Een magische tijdmachine
13 november 2015
Eindelijk loop ik er, in de Siq, de anderhalve kilometer lange toegangskloof van Petra. Sinds ik als kind de film van Indiana Jones zag, droom ik er al van om in deze magische tijdmachine te stappen. Het pad begint breed, maar wordt al snel nauwer. De hoge roze wanden komen steeds dichter bij elkaar. Als je goed kijkt zie je dat de rotswanden in elkaar passen, want de breuk in de berg is ontstaan door een aardverschuiving. En dat maakt de verbogen stad Petra nog nét wat meer verborgen. Om iedere bocht verwacht ik de zo beroemde tempel. Maar steeds komt er weer een nieuwe bocht. En dan, net als ik het niet meer verwacht, doemt hij toch nog op, Al Khaznah, de schatkamer van de Nabateese stad.
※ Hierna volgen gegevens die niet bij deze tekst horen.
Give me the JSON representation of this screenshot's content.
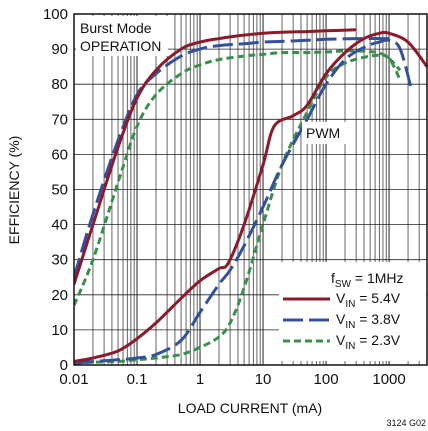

Nooit eerder was ik hier, maar het voelt alsof ik deze 'schatkist van de farao' al ken. Alsof ik er al tijden komt. Ik heb er zoveel afbeeldingen van gezien. Zoveel over gelezen. Het bouwwerk in de roze rotsen is indrukwekkend, zeker als ik me realiseer dat de Nabateeërs deze tempel 2000 jaar geleden uit de rotsen uithakten. Deze nomadische Arabische stam stichtte een koninkrijk met Petra als hoofdstad. Een strategische plek, langs de route van handelskaravanen die Oost en West verbonden. De Nabateeërs wisten de legers van Alexander de Grote tegen te houden, maar moesten in 106 na Christus buigen voor de troepen van de Romeinse keizer Trajanus. Het volk werd ingelijfd bij het Romeinse Rijk, het koninkrijk verdween en de verborgen stad werd vergeten.
Eeuwen vervagen
Nog steeds is Jordanië is het kruispunt van het Midden Oosten. Het grenst in het noorden aan Syrië, in het noordoosten aan Irak, in het zuidoosten aan Saudi Arabië en in het westen aan Israël en Palestina. En aan de overkant van de Rode Zee kun je mijn geliefde Egypte zien liggen. Ook is het een raakpunt van continenten: Eurazië, Afrika en India komen hier samen. Jordanië is een plek waar culturen en eeuwen vervagen. En dat voel je als je door Petra dwaalt.
Dwalen door Petra is reizen in de tijd. Nu helemaal: er zijn nauwelijks andere toeristen en dat maakt dat ik me opgenomen voel in de geschiedenis. Wel is het hard werken: ik maak een urenlange wandeling, klauterend over rotsen en zoekend naar paden die er niet zijn. Van bovenaf kijk ik op de oeroude stad. Ik zie de bedoeïen en hun kamelen, niet groter dan mieren. In Petra werken vooral bedoeïen. Zij leven van veeteelt en handel. Hun derde bron van inkomsten, plunderen, hebben ze moeten opgeven. Maar ze zien er nog steeds uit als piraten uit vervlogen eeuwen, met hun lange haren, met kohl omrande ogen en bandana’s. Nu bieden zij toeristen hun kamelen, ezels en paarden aan. En heel soms zie je een heuse Arabier tussen de ezels en muildieren. Het paard dat volgens de legende geboren is uit de zuidenwind. Alles in de roze stad Petra is net een sprookje uit 1001 nacht.